The trend toward increasing integration density in integrated circuits has also been followed in multi-layer modules, requiring finer patterns of conductors, particularly in layers of distribution wiring which interface directly with chip terminals. Finer wiring patterns also implies that via patterns must also be formed at reduced size. Increased registration accuracy from layer to layer is also generally required since increasing via density without a scaled reduction in via diameter results in removal of a higher fraction of the lamina material which can make the layer extremely fragile.
Formation of conductive patterns has been done in the past by any one of several methods including the screening of conductive paste through a mask, ink jet writing, decal metallurgy transfer, and electron and laser patterning, each of which has severe limitations. Short usable lifetime of masks for screening or spraying operations increase costs and the minimum feature size available from such masks is limited. Materials which can be sprayed or screened also necessarily include some volatile solvents which must be removed by drying or baking to stabilize the pattern before the layers can be laminated together to form an MLM or MLC structure. Ink jet writing is slow and also limited as to minimum feature size. Decal metallurgy transfer is a complicated multi-step process requiring lithography steps and high registration accuracy. Electron/laser patterning requires substantial instrumentation and complex and expensive equipment. Ideally, photolithography is capable of producing highly conductive patterns of such metals as copper, gold, molybdenum, tungsten, etc. but is also a multi-step process which requires highly reactive etchants which are incompatible with the preferred materials for the insulating lamina of MLM devices.
Electrostatic formation of patterns has also been known and is the basic principle of the electrophotographic process.

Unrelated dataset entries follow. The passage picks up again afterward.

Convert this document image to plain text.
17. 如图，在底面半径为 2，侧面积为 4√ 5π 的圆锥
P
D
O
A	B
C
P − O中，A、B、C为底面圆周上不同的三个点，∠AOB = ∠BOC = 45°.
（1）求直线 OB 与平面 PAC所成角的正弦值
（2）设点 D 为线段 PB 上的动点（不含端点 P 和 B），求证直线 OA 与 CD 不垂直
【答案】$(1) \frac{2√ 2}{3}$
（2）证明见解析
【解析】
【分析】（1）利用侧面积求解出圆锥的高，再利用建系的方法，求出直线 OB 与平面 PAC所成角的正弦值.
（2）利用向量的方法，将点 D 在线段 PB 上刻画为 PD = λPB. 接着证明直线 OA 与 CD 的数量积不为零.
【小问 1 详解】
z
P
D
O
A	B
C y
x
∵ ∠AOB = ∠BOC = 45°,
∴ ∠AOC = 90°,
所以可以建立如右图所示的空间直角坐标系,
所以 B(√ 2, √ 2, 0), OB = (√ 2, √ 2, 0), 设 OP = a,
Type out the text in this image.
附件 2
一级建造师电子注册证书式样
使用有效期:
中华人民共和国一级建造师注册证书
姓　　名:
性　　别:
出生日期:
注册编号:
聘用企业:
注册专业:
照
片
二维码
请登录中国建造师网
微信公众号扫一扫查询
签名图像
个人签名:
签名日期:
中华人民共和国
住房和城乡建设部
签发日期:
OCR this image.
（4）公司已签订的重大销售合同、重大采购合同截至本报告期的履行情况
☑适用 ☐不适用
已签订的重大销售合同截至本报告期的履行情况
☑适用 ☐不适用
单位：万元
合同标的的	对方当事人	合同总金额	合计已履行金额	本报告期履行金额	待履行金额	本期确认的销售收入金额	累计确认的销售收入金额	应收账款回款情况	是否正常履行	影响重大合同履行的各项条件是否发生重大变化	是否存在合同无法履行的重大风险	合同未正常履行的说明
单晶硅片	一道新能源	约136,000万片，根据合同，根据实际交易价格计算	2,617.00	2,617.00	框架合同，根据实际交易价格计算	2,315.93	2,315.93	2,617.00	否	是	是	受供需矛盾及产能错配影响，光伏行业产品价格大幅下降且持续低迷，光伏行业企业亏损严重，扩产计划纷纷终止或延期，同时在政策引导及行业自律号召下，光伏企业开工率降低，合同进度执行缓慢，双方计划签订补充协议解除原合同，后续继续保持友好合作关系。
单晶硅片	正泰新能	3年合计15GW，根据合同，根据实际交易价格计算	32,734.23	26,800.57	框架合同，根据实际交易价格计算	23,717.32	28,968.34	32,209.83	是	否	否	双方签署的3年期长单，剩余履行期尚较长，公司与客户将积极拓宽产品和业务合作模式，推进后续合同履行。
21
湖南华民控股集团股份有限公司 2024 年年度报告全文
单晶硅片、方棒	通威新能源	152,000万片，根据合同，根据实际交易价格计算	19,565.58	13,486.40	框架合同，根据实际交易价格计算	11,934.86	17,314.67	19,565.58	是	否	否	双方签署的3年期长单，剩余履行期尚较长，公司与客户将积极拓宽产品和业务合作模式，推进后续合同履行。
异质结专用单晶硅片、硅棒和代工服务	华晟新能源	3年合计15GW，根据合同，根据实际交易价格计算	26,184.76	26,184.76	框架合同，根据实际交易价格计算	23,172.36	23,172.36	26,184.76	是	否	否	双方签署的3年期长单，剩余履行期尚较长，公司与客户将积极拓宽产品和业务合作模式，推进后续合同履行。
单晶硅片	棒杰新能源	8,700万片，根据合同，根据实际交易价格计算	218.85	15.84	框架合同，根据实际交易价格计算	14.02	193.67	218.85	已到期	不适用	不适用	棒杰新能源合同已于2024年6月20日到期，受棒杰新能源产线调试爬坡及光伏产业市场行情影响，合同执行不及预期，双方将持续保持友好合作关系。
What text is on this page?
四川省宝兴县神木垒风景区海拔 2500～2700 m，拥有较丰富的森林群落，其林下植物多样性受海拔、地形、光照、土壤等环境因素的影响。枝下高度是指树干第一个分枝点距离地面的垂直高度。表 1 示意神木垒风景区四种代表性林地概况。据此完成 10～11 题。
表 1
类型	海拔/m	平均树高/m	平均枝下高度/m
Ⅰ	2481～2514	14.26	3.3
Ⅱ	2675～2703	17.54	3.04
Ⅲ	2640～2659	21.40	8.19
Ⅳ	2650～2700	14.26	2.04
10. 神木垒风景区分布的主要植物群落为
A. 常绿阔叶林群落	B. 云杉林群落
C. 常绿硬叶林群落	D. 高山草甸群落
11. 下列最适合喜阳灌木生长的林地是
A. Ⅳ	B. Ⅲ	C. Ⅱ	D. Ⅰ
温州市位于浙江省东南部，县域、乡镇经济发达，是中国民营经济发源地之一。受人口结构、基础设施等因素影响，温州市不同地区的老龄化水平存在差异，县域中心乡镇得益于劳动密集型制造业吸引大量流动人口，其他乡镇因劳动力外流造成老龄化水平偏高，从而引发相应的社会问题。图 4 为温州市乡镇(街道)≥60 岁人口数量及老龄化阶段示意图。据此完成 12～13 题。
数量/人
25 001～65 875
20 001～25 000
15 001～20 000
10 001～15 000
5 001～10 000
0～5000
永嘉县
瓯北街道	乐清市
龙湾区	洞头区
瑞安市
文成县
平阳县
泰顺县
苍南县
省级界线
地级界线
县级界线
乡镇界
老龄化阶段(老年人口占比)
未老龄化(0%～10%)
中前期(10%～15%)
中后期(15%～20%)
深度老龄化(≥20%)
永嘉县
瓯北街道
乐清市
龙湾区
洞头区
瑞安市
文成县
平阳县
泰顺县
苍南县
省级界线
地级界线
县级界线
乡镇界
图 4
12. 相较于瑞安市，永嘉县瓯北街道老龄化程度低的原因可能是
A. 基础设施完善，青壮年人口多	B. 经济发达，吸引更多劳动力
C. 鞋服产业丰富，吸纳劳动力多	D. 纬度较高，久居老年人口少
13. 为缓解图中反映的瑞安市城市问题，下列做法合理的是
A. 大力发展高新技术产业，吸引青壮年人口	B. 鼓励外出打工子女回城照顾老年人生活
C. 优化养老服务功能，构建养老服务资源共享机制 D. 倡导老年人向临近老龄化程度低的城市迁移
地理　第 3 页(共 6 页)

The same principles are used in virtually all commercially available copiers and laser printers at the present time. In this process, a photoconductor is exposed to an image which is then developed with toner. The toner is then transferred to a substrate such as paper. Typically the toner is a dry, pulverent and non-conductive material. Resolution of about five lines/mm is typically obtained. However, it is known that finer resolution is available from the use of liquid toners. However, the toner used, whether in the form of a liquid or dry powder is non-conductive.
At small pattern feature sizes, registration of layers is also complicated by the materials preferred for the insulating layers of MLM structures and MLC structures, in particular. In MLC structures, the layers are formed of uncured ceramic materials which are referred to as green sheets. These green sheets, at the time of patterning and/or via formation also contain volatile materials which cause slight shrinkage when they are driven off during lamination of the MLC device.
A recent technique of via formation involves the pressing of conductive metal spheres or rods into the green sheet to form vias. However, this requires some means to locate the conductive spheres at the points on the green sheet where vias are to be formed. This is typically done with a sheet including indentations or perforations into which the spheres can be distributed. However, the use of such a structure is unreliable since there is no mechanism for assuring that a sphere will, in fact, be positioned at every desired via location at the time of a pressing operation to embed the spheres in the green sheet. Further, a separate custom sheet must be made for each different via pattern desired, causing substantial expense in a process of limited reliability and manufacturing yield.
It should also be observed that the currently most reliable and preferred methods of forming conductive surface patterns and via patterns require significant amounts of expensive tooling and are therefore generally too expensive for the fabrication of custom MLM or MLC components. Therefore, as a practical matter, the cost of such tooling must be amortized over a large number of identical devices and designs may not be easily altered without the provision of special structures requiring significant space within the module. Conversely, the MLM technology is not realistically available for the construction of custom circuit components.